Market Overview: Nifty 50 Futures
Nifty 50 possible pullback after the bull breakout of the swing high. The market gave a strong breakout of the swing high with 6 consecutive bull bars, and the market is still in 7-bar bull micro channel. Nifty 50 on the daily chart was in the very strong tight bull channel and now finally gave a bear breakout. Bears, however, did not get any follow-through and bears should not sell until they get strong consecutive bear bars.
Nifty 50 futures
The Weekly Nifty 50 chart
- General Discussion
- The market gave a strong bull breakout above the swing high but now it’s near the all-time high so some bulls would resist buying around these levels.
- Candles are gapping up (on open) and the market is still in a strong bull micro channel so bears should avoid selling.
- Bulls can buy
- At the market, or
- At the low of the current bar (by limit order), or
- At breakout level (by limit order), or
- At high of the current bar (by stop order)
- Note: Buying at these high levels increases the stop-loss (thus increasing risk on this trade), so traders should size their positions correctly.
- Deeper into the price action
- The market is in a bull micro channel which means the low of the 2nd bar never traded below the low of the 1st bar, after 6 bull bars the market formed a bear bar for 1st time in bull micro channel.
- As this is the 1st bear bar in this strong bull leg, there would be more buyers below this bar than sellers. This means there is a high probability that the market would get the 2nd leg up.
- Patterns
- Nifty 50 is near an all-time high, few bears would be waiting for strong bear bars to sell (assuming an all-time high would work as resistance).
- Some bulls would be buying at the market as the Nifty 50 gave a bull breakout and is in a strong bull leg.
- Few bulls would be waiting for a strong bull breakout of the all-time high.
- Pro Tip
- Ask these questions of yourself before selling:
- Is the market in a tight bull channel?
- See the last 5 bars, how many bear bars are there?
- How strong are the bear bars compared to bull bars (see last 5-10 bars)?
- Is the market forming overlapping bars recently? If there are increasing overlapping bars after a bull trend then this can be a sign of possible reversal.
- If I had to buy at this level why would I buy (put yourself in a contrary position)?
- Ask these questions of yourself before selling:
The Daily Nifty 50 chart
- General Discussion
- Nifty 50 is in a strong bull trend and gave a weak bear breakout of the tight bull channel.
- Bears would not be selling the market until they see consecutive bear bars or a big bear surprise bar, market needs to form big, strong bear bars to convince more bears to sell.
- As the Nifty 50 is in a strong bull trend, bulls know there is a very low probability that the market would reverse before giving the 2nd leg up (therefore bulls would be buying below bars).
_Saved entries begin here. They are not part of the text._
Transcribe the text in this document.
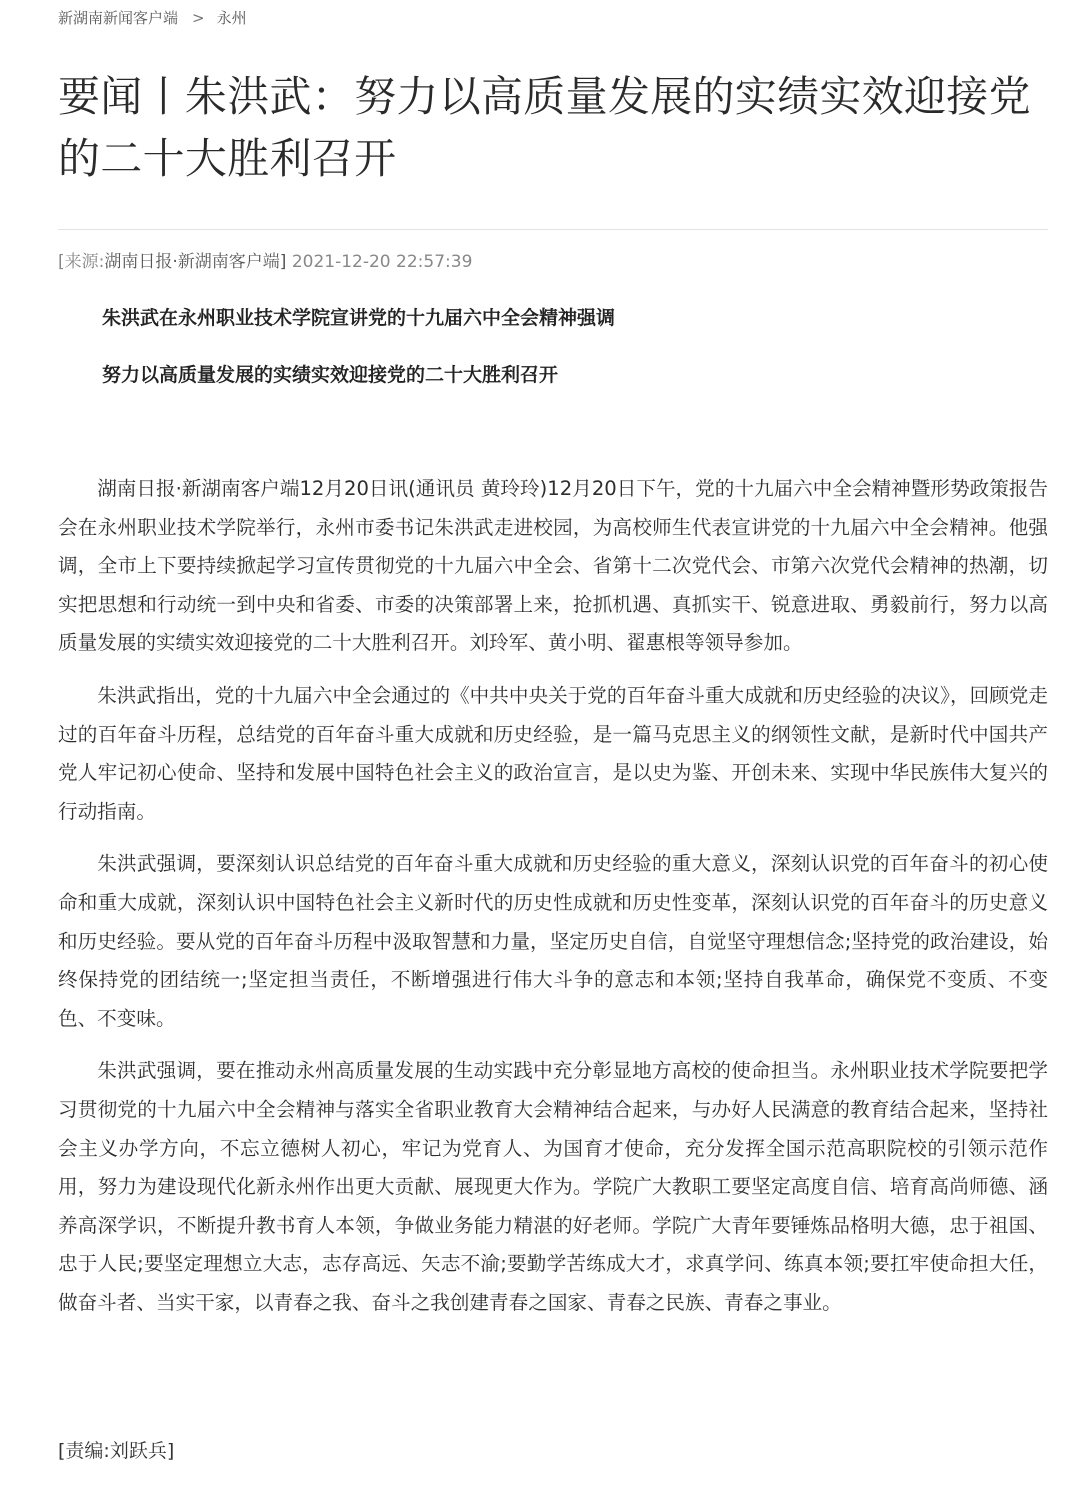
新湖南新闻客户端 > 永州
要闻丨朱洪武：努力以高质量发展的实绩实效迎接党的二十大胜利召开
[来源:湖南日报·新湖南客户端] 2021-12-20 22:57:39
朱洪武在永州职业技术学院宣讲党的十九届六中全会精神强调
努力以高质量发展的实绩实效迎接党的二十大胜利召开

湖南日报·新湖南客户端12月20日讯(通讯员 黄玲玲)12月20日下午，党的十九届六中全会精神暨形势政策报告会在永州职业技术学院举行，永州市委书记朱洪武走进校园，为高校师生代表宣讲党的十九届六中全会精神。他强调，全市上下要持续掀起学习宣传贯彻党的十九届六中全会、省第十二次党代会、市第六次党代会精神的热潮，切实把思想和行动统一到中央和省委、市委的决策部署上来，抢抓机遇、真抓实干、锐意进取、勇毅前行，努力以高质量发展的实绩实效迎接党的二十大胜利召开。刘玲军、黄小明、翟惠根等领导参加。

朱洪武指出，党的十九届六中全会通过的《中共中央关于党的百年奋斗重大成就和历史经验的决议》，回顾党走过的百年奋斗历程，总结党的百年奋斗重大成就和历史经验，是一篇马克思主义的纲领性文献，是新时代中国共产党人牢记初心使命、坚持和发展中国特色社会主义的政治宣言，是以史为鉴、开创未来、实现中华民族伟大复兴的行动指南。

朱洪武强调，要深刻认识总结党的百年奋斗重大成就和历史经验的重大意义，深刻认识党的百年奋斗的初心使命和重大成就，深刻认识中国特色社会主义新时代的历史性成就和历史性变革，深刻认识党的百年奋斗的历史意义和历史经验。要从党的百年奋斗历程中汲取智慧和力量，坚定历史自信，自觉坚守理想信念;坚持党的政治建设，始终保持党的团结统一;坚定担当责任，不断增强进行伟大斗争的意志和本领;坚持自我革命，确保党不变质、不变色、不变味。

朱洪武强调，要在推动永州高质量发展的生动实践中充分彰显地方高校的使命担当。永州职业技术学院要把学习贯彻党的十九届六中全会精神与落实全省职业教育大会精神结合起来，与办好人民满意的教育结合起来，坚持社会主义办学方向，不忘立德树人初心，牢记为党育人、为国育才使命，充分发挥全国示范高职院校的引领示范作用，努力为建设现代化新永州作出更大贡献、展现更大作为。学院广大教职工要坚定高度自信、培育高尚师德、涵养高深学识，不断提升教书育人本领，争做业务能力精湛的好老师。学院广大青年要锤炼品格明大德，忠于祖国、忠于人民;要坚定理想立大志，志存高远、矢志不渝;要勤学苦练成大才，求真学问、练真本领;要扛牢使命担大任，做奋斗者、当实干家，以青春之我、奋斗之我创建青春之国家、青春之民族、青春之事业。

[责编:刘跃兵]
- Deeper into price action
- In a strong bull trend like the above bulls generally place their limit orders below or at the low of candles or sometimes at swing lows.
- As there are more bulls below bars, this results in the formation of tails below bars (see the latest bar above).
- The market is forming a pullback, but the strength of this pullback is much less than the strength of the bull trend.
- So most bulls would assume that market would at least form the 2nd leg up before any kind of reversal.
- Patterns
- The market was in a strong tight bull channel and is now giving a weak bear breakout below the channel. This means the chances of reversal are quite low.
- Market cycle: breakout phase → tight bull channel → broad bull channel → trading range.
- As the market follows the market cycle, there is an increased probability that the market would now change from a tight bull channel to a broad bull channel.